Here is what I've done, and a few clarifying questions:
WSDL: Looking at the wsdl, there is nothing there about security policies, etc. Actually, nothing at all about security that I can see. Does there need to be? (Not that I have any control over this... just trying to understand.)
STUB: I've left the stub untouched, and can use it's methods, and call to the web service successfully (except for the security errors.)
RAMPART: I've been trying to use Rampart to enable security, and add the headers. To do this, I've unzipped the axis2-1.5 zip and the Rampart 1.5 zip together so the repository/modules directory would have all the right files.
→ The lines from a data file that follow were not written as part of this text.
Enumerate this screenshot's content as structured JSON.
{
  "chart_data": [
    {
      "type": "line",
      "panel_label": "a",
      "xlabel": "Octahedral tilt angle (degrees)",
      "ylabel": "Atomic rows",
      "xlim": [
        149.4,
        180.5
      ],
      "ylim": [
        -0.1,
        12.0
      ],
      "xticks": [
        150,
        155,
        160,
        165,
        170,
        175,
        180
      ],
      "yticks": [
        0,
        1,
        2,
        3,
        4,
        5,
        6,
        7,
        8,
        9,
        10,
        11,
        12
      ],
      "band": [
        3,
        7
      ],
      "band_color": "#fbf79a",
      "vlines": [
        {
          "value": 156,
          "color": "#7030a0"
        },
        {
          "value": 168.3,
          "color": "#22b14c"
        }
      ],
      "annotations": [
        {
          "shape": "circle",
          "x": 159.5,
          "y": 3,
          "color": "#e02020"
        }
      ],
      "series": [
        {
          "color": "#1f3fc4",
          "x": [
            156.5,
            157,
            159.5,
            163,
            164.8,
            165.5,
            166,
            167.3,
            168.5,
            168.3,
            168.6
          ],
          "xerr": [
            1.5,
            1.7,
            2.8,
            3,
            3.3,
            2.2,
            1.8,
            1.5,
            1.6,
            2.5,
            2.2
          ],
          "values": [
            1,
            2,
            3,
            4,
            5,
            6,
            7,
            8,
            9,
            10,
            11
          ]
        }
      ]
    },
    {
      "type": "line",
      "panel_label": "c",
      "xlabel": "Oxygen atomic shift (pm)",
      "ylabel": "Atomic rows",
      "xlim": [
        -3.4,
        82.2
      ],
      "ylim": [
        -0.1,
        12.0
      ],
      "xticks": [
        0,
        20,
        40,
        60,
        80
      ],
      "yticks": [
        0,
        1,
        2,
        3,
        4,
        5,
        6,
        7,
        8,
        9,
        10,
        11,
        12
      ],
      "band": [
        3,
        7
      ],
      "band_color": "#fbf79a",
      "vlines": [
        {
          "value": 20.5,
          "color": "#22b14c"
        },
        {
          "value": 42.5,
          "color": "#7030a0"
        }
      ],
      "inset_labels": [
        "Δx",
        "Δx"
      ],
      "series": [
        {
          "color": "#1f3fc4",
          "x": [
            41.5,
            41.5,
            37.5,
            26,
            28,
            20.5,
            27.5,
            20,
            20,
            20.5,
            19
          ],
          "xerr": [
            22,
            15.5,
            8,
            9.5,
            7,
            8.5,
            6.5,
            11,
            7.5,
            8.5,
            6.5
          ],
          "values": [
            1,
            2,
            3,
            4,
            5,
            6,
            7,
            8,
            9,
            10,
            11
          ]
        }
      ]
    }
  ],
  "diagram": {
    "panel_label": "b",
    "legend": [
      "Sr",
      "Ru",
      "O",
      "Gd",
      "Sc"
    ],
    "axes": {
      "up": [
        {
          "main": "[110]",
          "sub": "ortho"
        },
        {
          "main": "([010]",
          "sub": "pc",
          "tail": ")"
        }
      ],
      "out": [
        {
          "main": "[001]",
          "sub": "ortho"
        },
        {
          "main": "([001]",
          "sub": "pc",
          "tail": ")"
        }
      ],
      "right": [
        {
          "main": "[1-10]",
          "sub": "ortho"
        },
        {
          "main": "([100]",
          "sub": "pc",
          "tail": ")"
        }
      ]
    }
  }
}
TEST: Then, in my test code, I added the following:
...
ConfigurationContext ctx = ConfigurationContextFactory.createConfigurationContextFromFileSystem("src/test/java/com/thirdparty/soap/user/axis2-1.5/repository", null);
com.pearson.soap.user.UserManagementStub stub = new com.pearson.soap.user.UserManagementStub(ctx);
ServiceClient sc = stub._getServiceClient();
sc.engageModule("rampart");
Options options = sc.getOptions();
options.setUserName("apache");
options.setPassword("password");
options.setProperty("Created", "20011-05-01T15:05:01=06");
options.setProperty("Expires", "2011-05-01T15:05:01=06");
options.setProperty("UsernameToken", myToken);
...
Then I process the request. It goes through, but never includes the <soap:Header> section at all.
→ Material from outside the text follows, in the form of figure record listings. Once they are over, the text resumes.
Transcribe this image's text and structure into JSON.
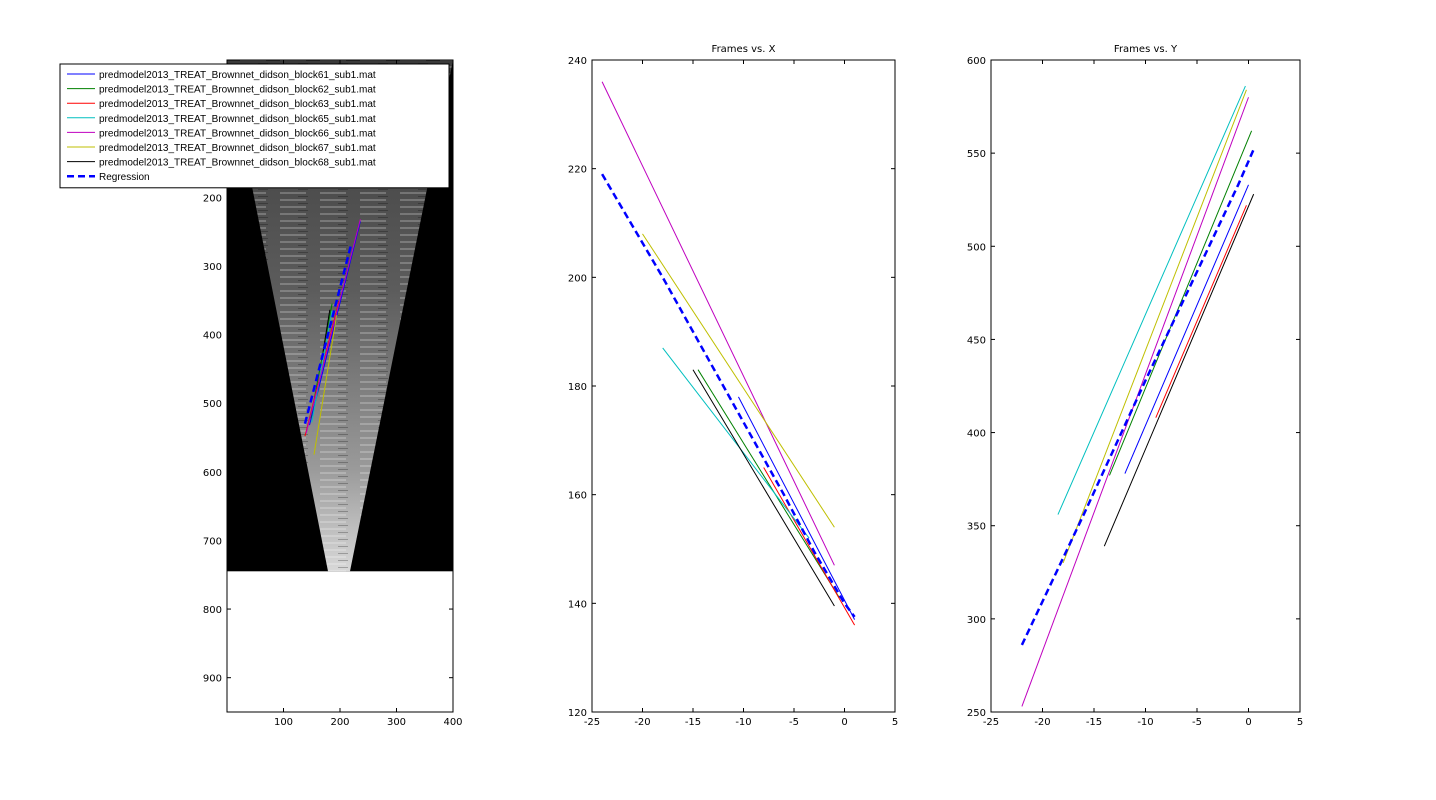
{
  "figure": {
    "legend_entries": [
      {
        "name": "predmodel2013_TREAT_Brownnet_didson_block61_sub1.mat",
        "color": "#0000ff",
        "style": "solid"
      },
      {
        "name": "predmodel2013_TREAT_Brownnet_didson_block62_sub1.mat",
        "color": "#008000",
        "style": "solid"
      },
      {
        "name": "predmodel2013_TREAT_Brownnet_didson_block63_sub1.mat",
        "color": "#ff0000",
        "style": "solid"
      },
      {
        "name": "predmodel2013_TREAT_Brownnet_didson_block65_sub1.mat",
        "color": "#00bfbf",
        "style": "solid"
      },
      {
        "name": "predmodel2013_TREAT_Brownnet_didson_block66_sub1.mat",
        "color": "#bf00bf",
        "style": "solid"
      },
      {
        "name": "predmodel2013_TREAT_Brownnet_didson_block67_sub1.mat",
        "color": "#bfbf00",
        "style": "solid"
      },
      {
        "name": "predmodel2013_TREAT_Brownnet_didson_block68_sub1.mat",
        "color": "#000000",
        "style": "solid"
      },
      {
        "name": "Regression",
        "color": "#0000ff",
        "style": "dashed"
      }
    ]
  },
  "chart_data": [
    {
      "type": "line",
      "title": "",
      "xlabel": "",
      "ylabel": "",
      "xlim": [
        0,
        400
      ],
      "ylim": [
        950,
        0
      ],
      "xticks": [
        100,
        200,
        300,
        400
      ],
      "yticks": [
        100,
        200,
        300,
        400,
        500,
        600,
        700,
        800,
        900
      ],
      "background_image": "sonar-fan",
      "image_extent": {
        "x": [
          0,
          400
        ],
        "y": [
          0,
          745
        ]
      },
      "legend_placement": "top-left",
      "series": [
        {
          "name": "predmodel2013_TREAT_Brownnet_didson_block61_sub1.mat",
          "color": "#0000ff",
          "x": [
            146,
            236
          ],
          "y": [
            532,
            235
          ]
        },
        {
          "name": "predmodel2013_TREAT_Brownnet_didson_block62_sub1.mat",
          "color": "#008000",
          "x": [
            148,
            186
          ],
          "y": [
            522,
            355
          ]
        },
        {
          "name": "predmodel2013_TREAT_Brownnet_didson_block63_sub1.mat",
          "color": "#ff0000",
          "x": [
            138,
            198
          ],
          "y": [
            548,
            352
          ]
        },
        {
          "name": "predmodel2013_TREAT_Brownnet_didson_block65_sub1.mat",
          "color": "#00bfbf",
          "x": [
            150,
            186
          ],
          "y": [
            528,
            365
          ]
        },
        {
          "name": "predmodel2013_TREAT_Brownnet_didson_block66_sub1.mat",
          "color": "#bf00bf",
          "x": [
            140,
            236
          ],
          "y": [
            544,
            232
          ]
        },
        {
          "name": "predmodel2013_TREAT_Brownnet_didson_block67_sub1.mat",
          "color": "#bfbf00",
          "x": [
            154,
            194
          ],
          "y": [
            575,
            372
          ]
        },
        {
          "name": "predmodel2013_TREAT_Brownnet_didson_block68_sub1.mat",
          "color": "#000000",
          "x": [
            170,
            182
          ],
          "y": [
            425,
            364
          ]
        },
        {
          "name": "Regression",
          "color": "#0000ff",
          "dashed": true,
          "x": [
            138,
            220
          ],
          "y": [
            530,
            268
          ]
        }
      ]
    },
    {
      "type": "line",
      "title": "Frames vs. X",
      "xlabel": "",
      "ylabel": "",
      "xlim": [
        -25,
        5
      ],
      "ylim": [
        120,
        240
      ],
      "xticks": [
        -25,
        -20,
        -15,
        -10,
        -5,
        0,
        5
      ],
      "yticks": [
        120,
        140,
        160,
        180,
        200,
        220,
        240
      ],
      "series": [
        {
          "name": "predmodel2013_TREAT_Brownnet_didson_block61_sub1.mat",
          "color": "#0000ff",
          "x": [
            -10.5,
            1.0
          ],
          "y": [
            178,
            137
          ]
        },
        {
          "name": "predmodel2013_TREAT_Brownnet_didson_block62_sub1.mat",
          "color": "#008000",
          "x": [
            -14.5,
            -0.5
          ],
          "y": [
            183,
            141
          ]
        },
        {
          "name": "predmodel2013_TREAT_Brownnet_didson_block63_sub1.mat",
          "color": "#ff0000",
          "x": [
            -8.0,
            1.0
          ],
          "y": [
            165,
            136
          ]
        },
        {
          "name": "predmodel2013_TREAT_Brownnet_didson_block65_sub1.mat",
          "color": "#00bfbf",
          "x": [
            -18.0,
            -3.5
          ],
          "y": [
            187,
            152
          ]
        },
        {
          "name": "predmodel2013_TREAT_Brownnet_didson_block66_sub1.mat",
          "color": "#bf00bf",
          "x": [
            -24.0,
            -1.0
          ],
          "y": [
            236,
            147
          ]
        },
        {
          "name": "predmodel2013_TREAT_Brownnet_didson_block67_sub1.mat",
          "color": "#bfbf00",
          "x": [
            -20.0,
            -1.0
          ],
          "y": [
            208,
            154
          ]
        },
        {
          "name": "predmodel2013_TREAT_Brownnet_didson_block68_sub1.mat",
          "color": "#000000",
          "x": [
            -15.0,
            -1.0
          ],
          "y": [
            183,
            139.5
          ]
        },
        {
          "name": "Regression",
          "color": "#0000ff",
          "dashed": true,
          "x": [
            -24,
            -21,
            -18,
            -15,
            -12,
            -9,
            -6,
            -3,
            0,
            1
          ],
          "y": [
            219,
            209.5,
            200,
            190,
            180,
            170,
            160,
            149.5,
            140,
            137.5
          ]
        }
      ]
    },
    {
      "type": "line",
      "title": "Frames vs. Y",
      "xlabel": "",
      "ylabel": "",
      "xlim": [
        -25,
        5
      ],
      "ylim": [
        250,
        600
      ],
      "xticks": [
        -25,
        -20,
        -15,
        -10,
        -5,
        0,
        5
      ],
      "yticks": [
        250,
        300,
        350,
        400,
        450,
        500,
        550,
        600
      ],
      "series": [
        {
          "name": "predmodel2013_TREAT_Brownnet_didson_block61_sub1.mat",
          "color": "#0000ff",
          "x": [
            -12.0,
            0.0
          ],
          "y": [
            378,
            533
          ]
        },
        {
          "name": "predmodel2013_TREAT_Brownnet_didson_block62_sub1.mat",
          "color": "#008000",
          "x": [
            -13.5,
            0.3
          ],
          "y": [
            377,
            562
          ]
        },
        {
          "name": "predmodel2013_TREAT_Brownnet_didson_block63_sub1.mat",
          "color": "#ff0000",
          "x": [
            -9.0,
            -0.2
          ],
          "y": [
            408,
            522
          ]
        },
        {
          "name": "predmodel2013_TREAT_Brownnet_didson_block65_sub1.mat",
          "color": "#00bfbf",
          "x": [
            -18.5,
            -0.3
          ],
          "y": [
            356,
            586
          ]
        },
        {
          "name": "predmodel2013_TREAT_Brownnet_didson_block66_sub1.mat",
          "color": "#bf00bf",
          "x": [
            -22.0,
            0.0
          ],
          "y": [
            253,
            580
          ]
        },
        {
          "name": "predmodel2013_TREAT_Brownnet_didson_block67_sub1.mat",
          "color": "#bfbf00",
          "x": [
            -18.0,
            -0.2
          ],
          "y": [
            330,
            584
          ]
        },
        {
          "name": "predmodel2013_TREAT_Brownnet_didson_block68_sub1.mat",
          "color": "#000000",
          "x": [
            -14.0,
            0.5
          ],
          "y": [
            339,
            528
          ]
        },
        {
          "name": "Regression",
          "color": "#0000ff",
          "dashed": true,
          "x": [
            -22,
            -19,
            -16,
            -13,
            -10,
            -7,
            -4,
            -1,
            0.5
          ],
          "y": [
            286,
            321,
            356,
            392,
            428,
            463,
            498,
            533,
            552
          ]
        }
      ]
    }
  ]
}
This is a sample of the header I'm trying to generate.
<soap:Header>
<wsse:Security soap:mustUnderstand="1">
<wsu:Timestamp wsu:Id="Timestamp-b23cf78f-09f8-4eec-9106-
3a9a52819842">
<wsu:Created>2007-04-23T22:37:12Z</wsu:Created>
<wsu:Expires>2007-04-23T22:38:12Z</wsu:Expires>
</wsu:Timestamp>
<wsse:UsernameToken wsu:Id="SecurityToken-8836043e-8f9b-4e56-
8e2b-5610e9ce280f">
<wsse:Username>test</wsse:Username>
<wsse:Password Type="http://docs.oasis-
open.org/wss/2004/01/oasis-200401-wss-username-token-profile-
1.0#PasswordDigest">43h23932189t10yhahg09</wsse:Password>
<wsse:Nonce>f2949g0939g203yh203hg</wsse:Nonce>
<wsu:Created>2007-04-23T22:37:12Z</wsu:Created>
</wsse:UsernameToken>
</wsse:Security>
</soap:Header>
Can someone set me straight? Is Rampart the way to go here? Am I missing any steps, or files I need to include? Maybe I needed rampart somewhere when I used wsdl2java?